Fatigued survivors represent a high-risk group, as they report more depression and poorer QoL than non-fatigued survivors and their peers [25]. The aetiology of fatigue in (childhood) cancer survivors is still largely unknown. There is a relationship between depressive symptoms and fatigue [11, 19, 25]. The relationship is complex, as fatigue may be the result of a depressed mood while, at the same time, a severely fatigued person may also become depressed. Servaes et al. [36] showed that in a group of severely fatigued cancer survivors, only 19% could be considered to be clinically depressed and 14% were clinically anxious. Regular exercise, even a moderate walking exercise programme, has been shown to decrease anxiety and depression levels [35]. Whether the cause of fatigue in cancer survivors is related to depression or due to lack of physical activity, cancer survivors might benefit from regular exercise. For many years, physicians have recommended to cancer patients that they should rest and avoid physical effort because exercise could generate symptoms such as fatigue [8]. However, physical inactivity induces further muscular wasting and loss of cardiorespiratory fitness. This could explain the persistence of fatigue in some patients even years after the end of treatment.

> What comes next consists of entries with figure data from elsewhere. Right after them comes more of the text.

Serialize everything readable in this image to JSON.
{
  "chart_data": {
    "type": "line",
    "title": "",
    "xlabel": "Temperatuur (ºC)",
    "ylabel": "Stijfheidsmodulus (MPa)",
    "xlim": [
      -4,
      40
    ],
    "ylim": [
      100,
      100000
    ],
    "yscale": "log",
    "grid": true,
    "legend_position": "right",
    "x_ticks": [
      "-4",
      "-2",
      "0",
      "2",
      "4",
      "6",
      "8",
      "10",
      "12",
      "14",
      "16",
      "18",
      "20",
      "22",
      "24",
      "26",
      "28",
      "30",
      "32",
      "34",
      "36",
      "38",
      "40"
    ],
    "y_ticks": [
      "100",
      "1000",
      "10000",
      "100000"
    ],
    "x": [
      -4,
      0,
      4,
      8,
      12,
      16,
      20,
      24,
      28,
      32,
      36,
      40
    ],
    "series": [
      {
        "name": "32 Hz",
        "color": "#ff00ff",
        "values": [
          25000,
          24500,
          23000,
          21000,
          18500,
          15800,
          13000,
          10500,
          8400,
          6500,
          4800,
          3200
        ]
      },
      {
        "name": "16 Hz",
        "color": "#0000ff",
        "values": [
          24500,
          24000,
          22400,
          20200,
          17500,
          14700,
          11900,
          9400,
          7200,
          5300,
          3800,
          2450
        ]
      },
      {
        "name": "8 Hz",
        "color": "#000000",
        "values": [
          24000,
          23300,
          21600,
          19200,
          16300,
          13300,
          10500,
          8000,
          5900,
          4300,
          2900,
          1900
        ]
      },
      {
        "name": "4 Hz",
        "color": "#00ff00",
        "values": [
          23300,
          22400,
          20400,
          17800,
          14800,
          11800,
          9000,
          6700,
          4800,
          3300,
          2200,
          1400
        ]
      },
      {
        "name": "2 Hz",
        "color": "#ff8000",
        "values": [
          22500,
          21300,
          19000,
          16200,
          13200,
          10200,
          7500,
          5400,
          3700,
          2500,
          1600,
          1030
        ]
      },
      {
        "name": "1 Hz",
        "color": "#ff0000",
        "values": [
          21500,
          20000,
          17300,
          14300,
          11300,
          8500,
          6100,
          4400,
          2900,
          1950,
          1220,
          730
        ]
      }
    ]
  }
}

When designing exercise programmes, it is useful that the preferences of individual survivors be taken into account; these preferences might change according to which stage of life they find themselves [16, 42].

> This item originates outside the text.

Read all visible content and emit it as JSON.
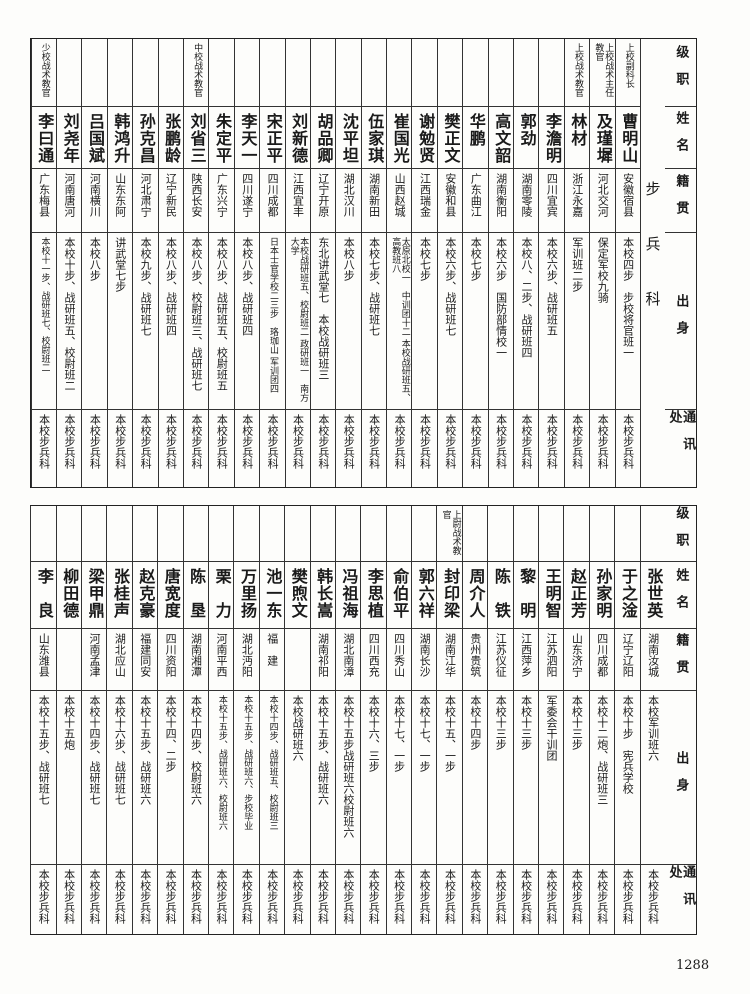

Our study has several limitations. The sample size was small, and the response rate of 56% was moderate. This may have led to a biased selection of participants. The value of a pedometer as an instrument to assess exercise might be questioned, as it is not sensitive to non-ambulatory physical activities such as cycling, swimming and fitness training (weight lifting). However, a pedometer is cheap and easy to use and therefore highly suitable for daily use. Because eight persons dropped out during the study, we did not include the 50 survivors as we intended at start, but because the improvement in CIS scores was higher than expected, the study had still enough power. The study was not randomised, and controls did not use the pedometer.

Conclusion

The stimulation of physical activity using exercise counselling with feedback from a pedometer over 10 weeks leads to a statistically significant improvement in fatigue in adult survivors of childhood cancer, and this improvement lasts for at least 36 weeks. A home-based daily physical activity programme, compared to the existing structured exercise programmes in rehabilitation centres, is cheap, less time-consuming and requires no special facilities. Therefore, this programme might be more suitable for young adults who are busy starting careers and planning to have a family. Randomised controlled studies with larger numbers of participants are needed to confirm our preliminary results. A longitudinal study is needed to examine long-term effects in terms of a decrease in fatigue.